Я смотрел на нежить, заколачивающую сваю по пояс в тине и ряске, а эхо молотов далеко разносилось над водой.
— Тагира, сыграй, — произнёс я, — что-то нехорошо мне.
Закованная в такую же броню, что и я, девушка сняла шлем с яркобелым воланом из конских волос и кожаные перчатки, а потом достала из-за пазухи флейту и приложила к губам. К стуку молотов, визгу пилы и шуму листвы добавилась быстрая мелодия марша жизни. Пальцы девушки ловко бегали по отверстиям, рождая совсем другие образы, нежели война. Лишь когда издали донеслись протяжные крики разрываемых псами людей, она сбилась и опустила флейту.
— Играй, Тагира.
Но девушка вместо того, чтоб снова приложиться к своему инструменту, встала на свежеошкуренное бревно и начала на нём прыгать и громко кричать.
— Вставай!
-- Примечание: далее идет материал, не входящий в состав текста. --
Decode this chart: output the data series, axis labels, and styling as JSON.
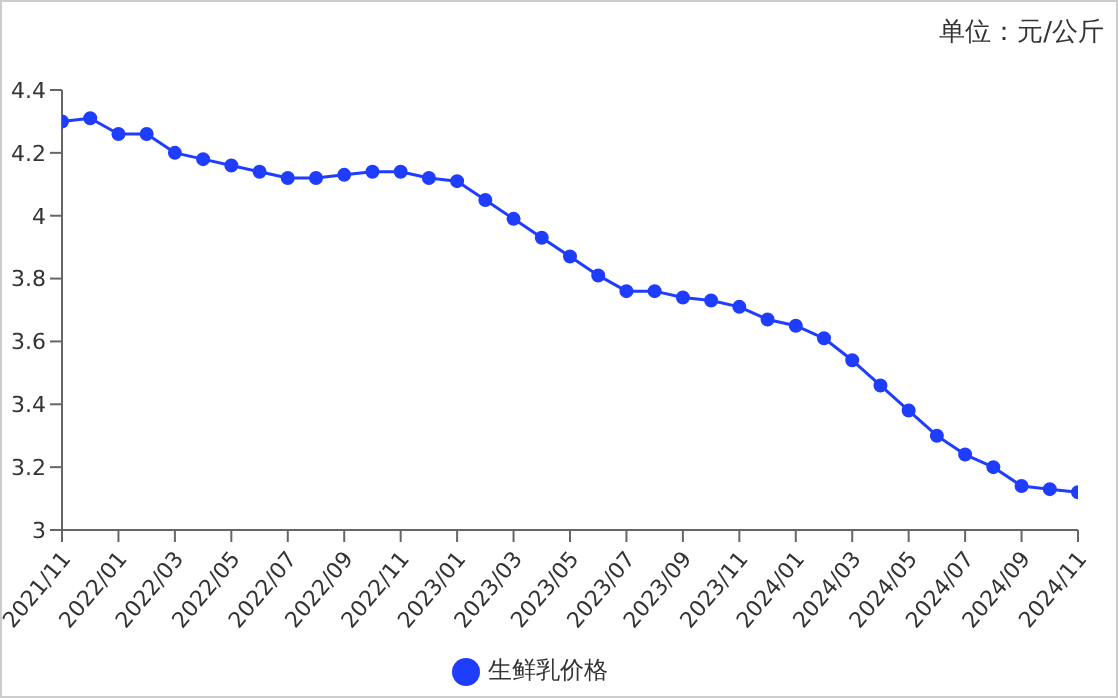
{
  "chart_data": {
    "type": "line",
    "ylabel": "单位：元/公斤",
    "categories": [
      "2021/11",
      null,
      "2022/01",
      null,
      "2022/03",
      null,
      "2022/05",
      null,
      "2022/07",
      null,
      "2022/09",
      null,
      "2022/11",
      null,
      "2023/01",
      null,
      "2023/03",
      null,
      "2023/05",
      null,
      "2023/07",
      null,
      "2023/09",
      null,
      "2023/11",
      null,
      "2024/01",
      null,
      "2024/03",
      null,
      "2024/05",
      null,
      "2024/07",
      null,
      "2024/09",
      null,
      "2024/11"
    ],
    "series": [
      {
        "name": "生鲜乳价格",
        "color": "#1f3dff",
        "values": [
          4.3,
          4.31,
          4.26,
          4.26,
          4.2,
          4.18,
          4.16,
          4.14,
          4.12,
          4.12,
          4.13,
          4.14,
          4.14,
          4.12,
          4.11,
          4.05,
          3.99,
          3.93,
          3.87,
          3.81,
          3.76,
          3.76,
          3.74,
          3.73,
          3.71,
          3.67,
          3.65,
          3.61,
          3.54,
          3.46,
          3.38,
          3.3,
          3.24,
          3.2,
          3.14,
          3.13,
          3.12
        ]
      }
    ],
    "ylim": [
      3,
      4.4
    ],
    "yticks": [
      3,
      3.2,
      3.4,
      3.6,
      3.8,
      4,
      4.2,
      4.4
    ],
    "legend": "bottom",
    "marker": "circle",
    "line_style": "solid"
  }
}
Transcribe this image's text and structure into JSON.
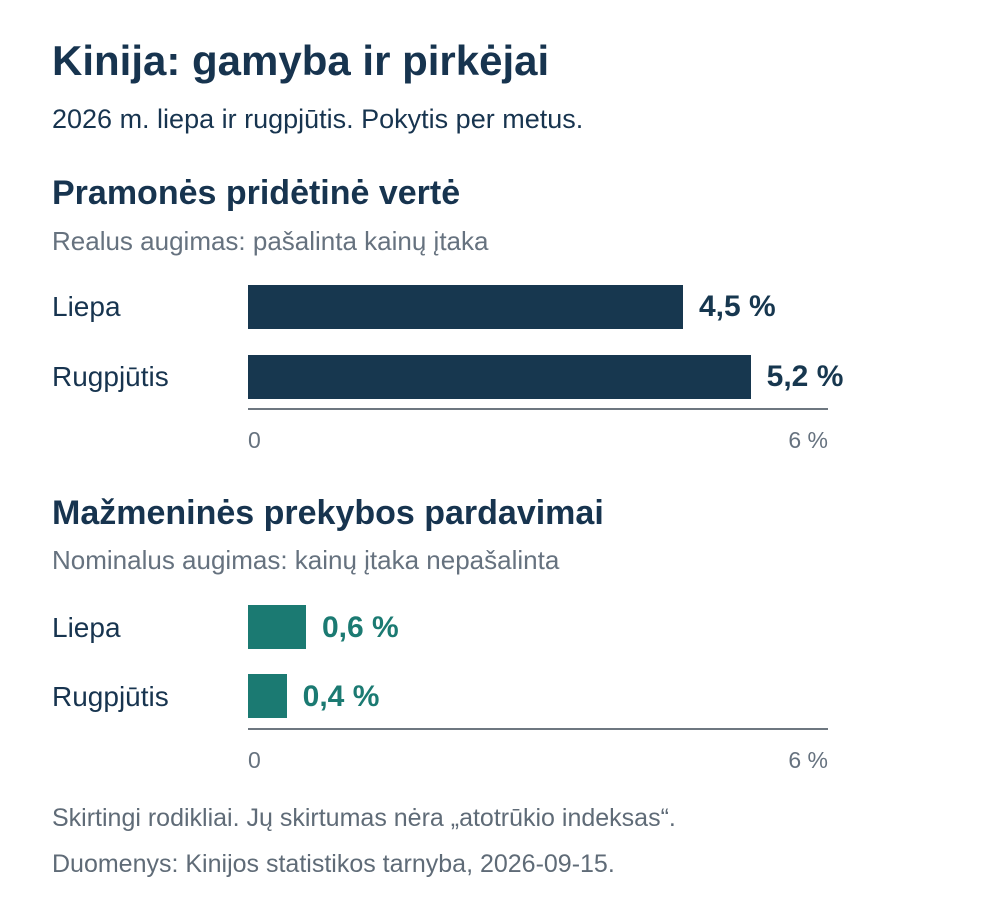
{
  "title": "Kinija: gamyba ir pirkėjai",
  "subtitle": "2026 m. liepa ir rugpjūtis. Pokytis per metus.",
  "chart_data": [
    {
      "type": "bar",
      "orientation": "horizontal",
      "title": "Pramonės pridėtinė vertė",
      "subtitle": "Realus augimas: pašalinta kainų įtaka",
      "categories": [
        "Liepa",
        "Rugpjūtis"
      ],
      "values": [
        4.5,
        5.2
      ],
      "value_labels": [
        "4,5 %",
        "5,2 %"
      ],
      "xlim": [
        0,
        6
      ],
      "tick_labels": [
        "0",
        "6 %"
      ],
      "color": "#17374f",
      "grid": false
    },
    {
      "type": "bar",
      "orientation": "horizontal",
      "title": "Mažmeninės prekybos pardavimai",
      "subtitle": "Nominalus augimas: kainų įtaka nepašalinta",
      "categories": [
        "Liepa",
        "Rugpjūtis"
      ],
      "values": [
        0.6,
        0.4
      ],
      "value_labels": [
        "0,6 %",
        "0,4 %"
      ],
      "xlim": [
        0,
        6
      ],
      "tick_labels": [
        "0",
        "6 %"
      ],
      "color": "#1b7a72",
      "grid": false
    }
  ],
  "footnotes": {
    "note": "Skirtingi rodikliai. Jų skirtumas nėra „atotrūkio indeksas“.",
    "source": "Duomenys: Kinijos statistikos tarnyba, 2026-09-15."
  }
}
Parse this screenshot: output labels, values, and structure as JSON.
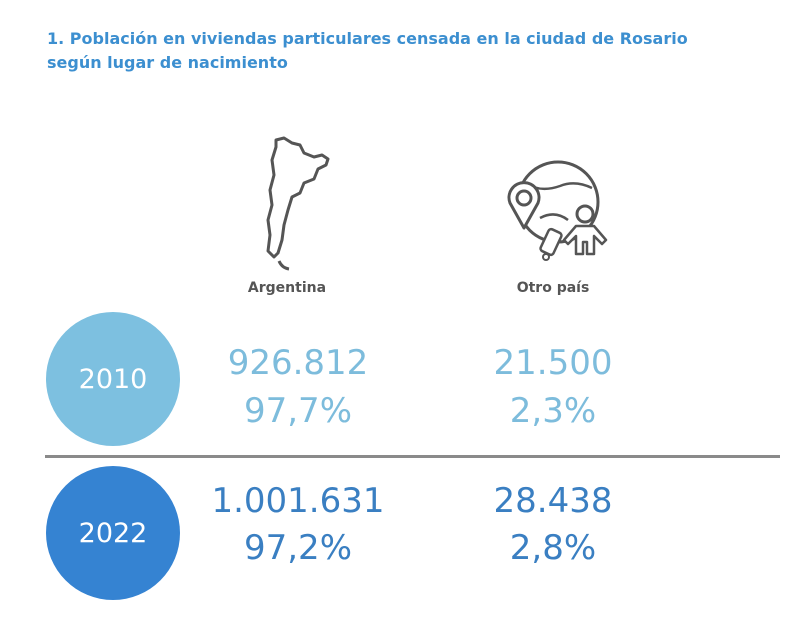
{
  "title": "1. Población en viviendas particulares censada en la ciudad de Rosario según lugar de nacimiento",
  "columns": [
    {
      "label": "Argentina",
      "icon": "argentina-map-icon"
    },
    {
      "label": "Otro país",
      "icon": "globe-traveler-icon"
    }
  ],
  "rows": [
    {
      "year": "2010",
      "color": "#7dc0e0",
      "argentina_count": "926.812",
      "argentina_pct": "97,7%",
      "otro_count": "21.500",
      "otro_pct": "2,3%"
    },
    {
      "year": "2022",
      "color": "#3583d2",
      "argentina_count": "1.001.631",
      "argentina_pct": "97,2%",
      "otro_count": "28.438",
      "otro_pct": "2,8%"
    }
  ]
}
Уже утро!
— Тагира?
Девушка со всего маха бухнулась на колени и тряхнула меня за плечо.
— А кто такая Тагира? — разгоняя утренний сон, громко спросила племянница.
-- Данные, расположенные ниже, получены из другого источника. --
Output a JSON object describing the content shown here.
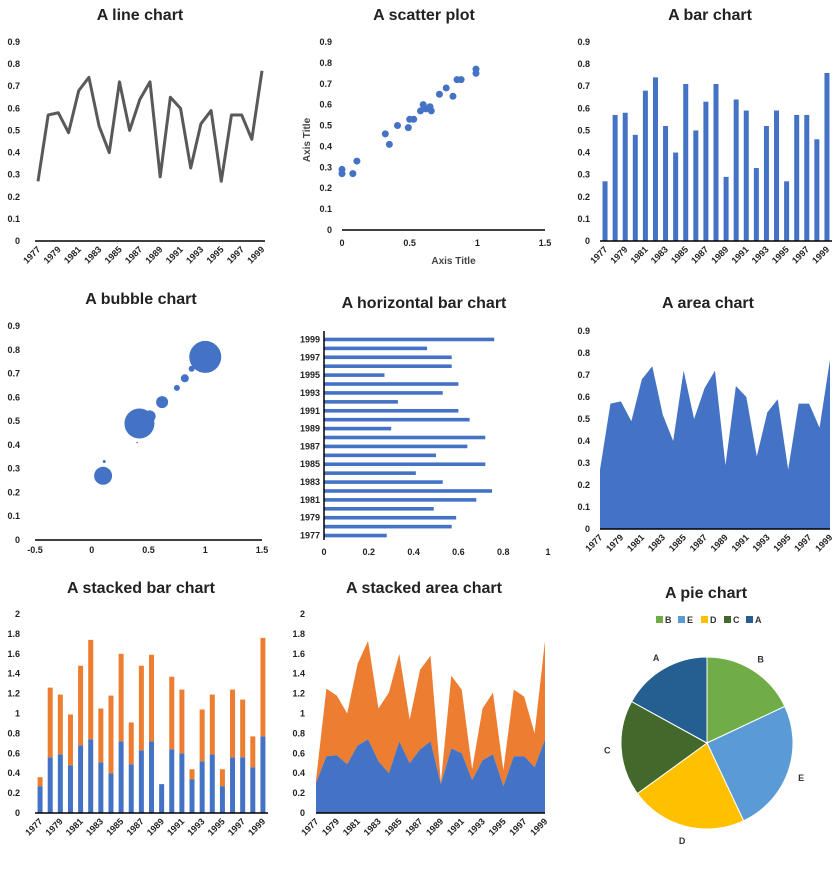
{
  "colors": {
    "blue": "#4472C4",
    "orange": "#ED7D31",
    "gray": "#595959",
    "pie_B": "#70AD47",
    "pie_E": "#5B9BD5",
    "pie_D": "#FFC000",
    "pie_C": "#43682B",
    "pie_A": "#255E91"
  },
  "chart_data": [
    {
      "id": "line",
      "type": "line",
      "title": "A line chart",
      "x": [
        "1977",
        "1978",
        "1979",
        "1980",
        "1981",
        "1982",
        "1983",
        "1984",
        "1985",
        "1986",
        "1987",
        "1988",
        "1989",
        "1990",
        "1991",
        "1992",
        "1993",
        "1994",
        "1995",
        "1996",
        "1997",
        "1998",
        "1999"
      ],
      "xticks": [
        "1977",
        "1979",
        "1981",
        "1983",
        "1985",
        "1987",
        "1989",
        "1991",
        "1993",
        "1995",
        "1997",
        "1999"
      ],
      "values": [
        0.27,
        0.57,
        0.58,
        0.49,
        0.68,
        0.74,
        0.52,
        0.4,
        0.72,
        0.5,
        0.64,
        0.72,
        0.29,
        0.65,
        0.6,
        0.33,
        0.53,
        0.59,
        0.27,
        0.57,
        0.57,
        0.46,
        0.77
      ],
      "ylim": [
        0,
        0.9
      ],
      "yticks": [
        "0",
        "0.1",
        "0.2",
        "0.3",
        "0.4",
        "0.5",
        "0.6",
        "0.7",
        "0.8",
        "0.9"
      ]
    },
    {
      "id": "scatter",
      "type": "scatter",
      "title": "A scatter plot",
      "xlabel": "Axis Title",
      "ylabel": "Axis Title",
      "xlim": [
        0,
        1.5
      ],
      "ylim": [
        0,
        0.9
      ],
      "xticks": [
        "0",
        "0.5",
        "1",
        "1.5"
      ],
      "yticks": [
        "0",
        "0.1",
        "0.2",
        "0.3",
        "0.4",
        "0.5",
        "0.6",
        "0.7",
        "0.8",
        "0.9"
      ],
      "points": [
        {
          "x": 0.0,
          "y": 0.27
        },
        {
          "x": 0.0,
          "y": 0.29
        },
        {
          "x": 0.08,
          "y": 0.27
        },
        {
          "x": 0.11,
          "y": 0.33
        },
        {
          "x": 0.32,
          "y": 0.46
        },
        {
          "x": 0.35,
          "y": 0.41
        },
        {
          "x": 0.41,
          "y": 0.5
        },
        {
          "x": 0.49,
          "y": 0.49
        },
        {
          "x": 0.5,
          "y": 0.53
        },
        {
          "x": 0.53,
          "y": 0.53
        },
        {
          "x": 0.58,
          "y": 0.57
        },
        {
          "x": 0.6,
          "y": 0.6
        },
        {
          "x": 0.62,
          "y": 0.58
        },
        {
          "x": 0.65,
          "y": 0.59
        },
        {
          "x": 0.66,
          "y": 0.57
        },
        {
          "x": 0.72,
          "y": 0.65
        },
        {
          "x": 0.77,
          "y": 0.68
        },
        {
          "x": 0.82,
          "y": 0.64
        },
        {
          "x": 0.85,
          "y": 0.72
        },
        {
          "x": 0.88,
          "y": 0.72
        },
        {
          "x": 0.99,
          "y": 0.75
        },
        {
          "x": 0.99,
          "y": 0.77
        }
      ]
    },
    {
      "id": "bar",
      "type": "bar",
      "title": "A bar chart",
      "x": [
        "1977",
        "1978",
        "1979",
        "1980",
        "1981",
        "1982",
        "1983",
        "1984",
        "1985",
        "1986",
        "1987",
        "1988",
        "1989",
        "1990",
        "1991",
        "1992",
        "1993",
        "1994",
        "1995",
        "1996",
        "1997",
        "1998",
        "1999"
      ],
      "xticks": [
        "1977",
        "1979",
        "1981",
        "1983",
        "1985",
        "1987",
        "1989",
        "1991",
        "1993",
        "1995",
        "1997",
        "1999"
      ],
      "values": [
        0.27,
        0.57,
        0.58,
        0.48,
        0.68,
        0.74,
        0.52,
        0.4,
        0.71,
        0.5,
        0.63,
        0.71,
        0.29,
        0.64,
        0.59,
        0.33,
        0.52,
        0.59,
        0.27,
        0.57,
        0.57,
        0.46,
        0.76
      ],
      "ylim": [
        0,
        0.9
      ],
      "yticks": [
        "0",
        "0.1",
        "0.2",
        "0.3",
        "0.4",
        "0.5",
        "0.6",
        "0.7",
        "0.8",
        "0.9"
      ]
    },
    {
      "id": "bubble",
      "type": "scatter",
      "title": "A bubble chart",
      "xlim": [
        -0.5,
        1.5
      ],
      "ylim": [
        0,
        0.9
      ],
      "xticks": [
        "-0.5",
        "0",
        "0.5",
        "1",
        "1.5"
      ],
      "yticks": [
        "0",
        "0.1",
        "0.2",
        "0.3",
        "0.4",
        "0.5",
        "0.6",
        "0.7",
        "0.8",
        "0.9"
      ],
      "points": [
        {
          "x": 0.1,
          "y": 0.27,
          "size": 9
        },
        {
          "x": 0.11,
          "y": 0.33,
          "size": 1.5
        },
        {
          "x": 0.42,
          "y": 0.49,
          "size": 15
        },
        {
          "x": 0.51,
          "y": 0.52,
          "size": 6
        },
        {
          "x": 0.4,
          "y": 0.41,
          "size": 0.8
        },
        {
          "x": 0.62,
          "y": 0.58,
          "size": 6
        },
        {
          "x": 0.65,
          "y": 0.57,
          "size": 1
        },
        {
          "x": 0.75,
          "y": 0.64,
          "size": 3
        },
        {
          "x": 0.82,
          "y": 0.68,
          "size": 4
        },
        {
          "x": 0.88,
          "y": 0.72,
          "size": 3
        },
        {
          "x": 1.0,
          "y": 0.77,
          "size": 16
        }
      ]
    },
    {
      "id": "hbar",
      "type": "bar",
      "orientation": "horizontal",
      "title": "A horizontal bar chart",
      "x": [
        "1977",
        "1978",
        "1979",
        "1980",
        "1981",
        "1982",
        "1983",
        "1984",
        "1985",
        "1986",
        "1987",
        "1988",
        "1989",
        "1990",
        "1991",
        "1992",
        "1993",
        "1994",
        "1995",
        "1996",
        "1997",
        "1998",
        "1999"
      ],
      "yticks": [
        "1977",
        "1979",
        "1981",
        "1983",
        "1985",
        "1987",
        "1989",
        "1991",
        "1993",
        "1995",
        "1997",
        "1999"
      ],
      "values": [
        0.28,
        0.57,
        0.59,
        0.49,
        0.68,
        0.75,
        0.53,
        0.41,
        0.72,
        0.5,
        0.64,
        0.72,
        0.3,
        0.65,
        0.6,
        0.33,
        0.53,
        0.6,
        0.27,
        0.57,
        0.57,
        0.46,
        0.76
      ],
      "xlim": [
        0,
        1
      ],
      "xticks": [
        "0",
        "0.2",
        "0.4",
        "0.6",
        "0.8",
        "1"
      ]
    },
    {
      "id": "area",
      "type": "area",
      "title": "A area chart",
      "x": [
        "1977",
        "1978",
        "1979",
        "1980",
        "1981",
        "1982",
        "1983",
        "1984",
        "1985",
        "1986",
        "1987",
        "1988",
        "1989",
        "1990",
        "1991",
        "1992",
        "1993",
        "1994",
        "1995",
        "1996",
        "1997",
        "1998",
        "1999"
      ],
      "xticks": [
        "1977",
        "1979",
        "1981",
        "1983",
        "1985",
        "1987",
        "1989",
        "1991",
        "1993",
        "1995",
        "1997",
        "1999"
      ],
      "values": [
        0.27,
        0.57,
        0.58,
        0.49,
        0.68,
        0.74,
        0.52,
        0.4,
        0.72,
        0.5,
        0.64,
        0.72,
        0.29,
        0.65,
        0.6,
        0.33,
        0.53,
        0.59,
        0.27,
        0.57,
        0.57,
        0.46,
        0.77
      ],
      "ylim": [
        0,
        0.9
      ],
      "yticks": [
        "0",
        "0.1",
        "0.2",
        "0.3",
        "0.4",
        "0.5",
        "0.6",
        "0.7",
        "0.8",
        "0.9"
      ]
    },
    {
      "id": "stackbar",
      "type": "bar",
      "stacked": true,
      "title": "A stacked bar chart",
      "x": [
        "1977",
        "1978",
        "1979",
        "1980",
        "1981",
        "1982",
        "1983",
        "1984",
        "1985",
        "1986",
        "1987",
        "1988",
        "1989",
        "1990",
        "1991",
        "1992",
        "1993",
        "1994",
        "1995",
        "1996",
        "1997",
        "1998",
        "1999"
      ],
      "xticks": [
        "1977",
        "1979",
        "1981",
        "1983",
        "1985",
        "1987",
        "1989",
        "1991",
        "1993",
        "1995",
        "1997",
        "1999"
      ],
      "series": [
        {
          "values": [
            0.27,
            0.56,
            0.59,
            0.48,
            0.68,
            0.74,
            0.51,
            0.4,
            0.72,
            0.49,
            0.63,
            0.72,
            0.29,
            0.64,
            0.6,
            0.34,
            0.52,
            0.59,
            0.27,
            0.56,
            0.56,
            0.46,
            0.77
          ]
        },
        {
          "values": [
            0.09,
            0.7,
            0.6,
            0.51,
            0.8,
            1.0,
            0.54,
            0.78,
            0.88,
            0.42,
            0.85,
            0.87,
            0.0,
            0.73,
            0.64,
            0.1,
            0.52,
            0.6,
            0.17,
            0.68,
            0.58,
            0.31,
            0.99
          ]
        }
      ],
      "ylim": [
        0,
        2
      ],
      "yticks": [
        "0",
        "0.2",
        "0.4",
        "0.6",
        "0.8",
        "1",
        "1.2",
        "1.4",
        "1.6",
        "1.8",
        "2"
      ]
    },
    {
      "id": "stackarea",
      "type": "area",
      "stacked": true,
      "title": "A stacked area chart",
      "x": [
        "1977",
        "1978",
        "1979",
        "1980",
        "1981",
        "1982",
        "1983",
        "1984",
        "1985",
        "1986",
        "1987",
        "1988",
        "1989",
        "1990",
        "1991",
        "1992",
        "1993",
        "1994",
        "1995",
        "1996",
        "1997",
        "1998",
        "1999"
      ],
      "xticks": [
        "1977",
        "1979",
        "1981",
        "1983",
        "1985",
        "1987",
        "1989",
        "1991",
        "1993",
        "1995",
        "1997",
        "1999"
      ],
      "series": [
        {
          "values": [
            0.3,
            0.57,
            0.58,
            0.49,
            0.68,
            0.74,
            0.52,
            0.4,
            0.72,
            0.5,
            0.64,
            0.72,
            0.29,
            0.65,
            0.6,
            0.33,
            0.53,
            0.59,
            0.27,
            0.57,
            0.57,
            0.46,
            0.74
          ]
        },
        {
          "values": [
            0.03,
            0.68,
            0.6,
            0.51,
            0.82,
            0.99,
            0.53,
            0.81,
            0.88,
            0.44,
            0.8,
            0.86,
            0.02,
            0.73,
            0.64,
            0.11,
            0.52,
            0.62,
            0.16,
            0.67,
            0.6,
            0.34,
            0.99
          ]
        }
      ],
      "ylim": [
        0,
        2
      ],
      "yticks": [
        "0",
        "0.2",
        "0.4",
        "0.6",
        "0.8",
        "1",
        "1.2",
        "1.4",
        "1.6",
        "1.8",
        "2"
      ]
    },
    {
      "id": "pie",
      "type": "pie",
      "title": "A pie chart",
      "legend": [
        "B",
        "E",
        "D",
        "C",
        "A"
      ],
      "legend_position": "top",
      "slices": [
        {
          "label": "B",
          "value": 0.18,
          "color": "#70AD47"
        },
        {
          "label": "E",
          "value": 0.25,
          "color": "#5B9BD5"
        },
        {
          "label": "D",
          "value": 0.22,
          "color": "#FFC000"
        },
        {
          "label": "C",
          "value": 0.18,
          "color": "#43682B"
        },
        {
          "label": "A",
          "value": 0.17,
          "color": "#255E91"
        }
      ]
    }
  ]
}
Я со стоном открыл глаза, увидев перед собой лицо Миры. Она сидела на коленях возле моей подушки и тормошила меня за плечо.
— О, боги, — пролепетал я, облизав губы, — позвольте мне умереть прямо сейчас.
— Не позволю, — весело ответила Мираель, вскакивая на ноги.
Она была одета во всё ту же тёмно-красную тунику с широкими чёрными лентами.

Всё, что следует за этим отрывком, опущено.